Linear increase in ingress-controller memory with increasing number of ingress routes

why do we observe linear increase in memory consumption for ingress-controller container with increasing number of ingress resources?

According to my understanding, ingress-controller checks the Kubernetes API for Ingress/Service/etc. resource updates, and when it sees them, it sends requests to the Kong proxy’s admin API to create Kong configuration, which is then stored in Kong’s database.

Is there any caching mechanism within ingress controller? Please clarify.

Thanks.

Copied from the other thread where this was asked. Didn’t see the new thread initially; makes more sense to make this a new discussion:

How many Ingresses are you creating?

The controller does cache objects it builds config from, and there is a linear correspondence between the size of that cache/the size of generated configuration and the number of watched resources. 2.5GB seems rather high given what I’ve seen in practice, however.

There is a --profiling flag to enable pprof metrics collection. It may make sense to take a look at that to see if there’s anything unusual about the memory allocation.

We’re working on getting a better understanding of the controller’s performance characteristics and improving problem areas in upcoming versions. Historically that hasn’t been much of a concern since the controller is normally fairly lightweight compared to Kong itself, so we were more focused on building out functionality first and optimizing performance after.

1 Like

Thanks for your reply.
We were currently testing the maximum Ingress objects that Kong(dbmode: postgres) could support with resource allocation of 4GB memory and 2Cores (evaluated as 1 unit).

When we started creating ingress objects (each with 2 plugins & 1 kongIngress), we found that there was linear growth in memory consumption by ingress-controller container proportional to ingress objects created.

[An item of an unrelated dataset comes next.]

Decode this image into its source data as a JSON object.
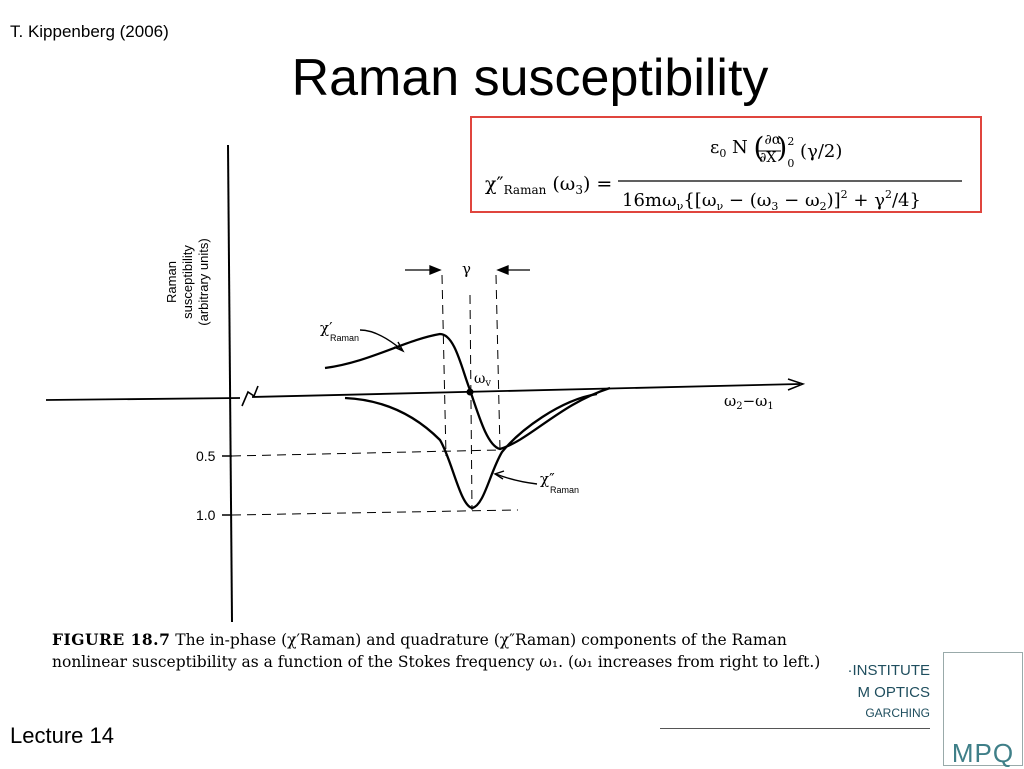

Since our use case required that we support max number of ingress routes with decent throughput, we were able to achieve ~25K ingress objects with throughput of 3K/sec. with below mentioned resource allocation
Memory(4GB):
Ingress-controller Container: 3GB
Proxy Container : 1GB
CPU (2 Cores):
Ingress Controller Container : 1 Core
Proxy Container : 1 Core

This leads to few question that we had:

  1. You mentioned that there’s caching mechanism in ingress-controller corresponding to the number of watched resources. Is this the same memcached in-memory store that is mentioned in docs for which we can configure size? Or it’s just that it’s non-configurable and this will always keep all those watched resource configurations in-memory and will load all configurations from database upon restart.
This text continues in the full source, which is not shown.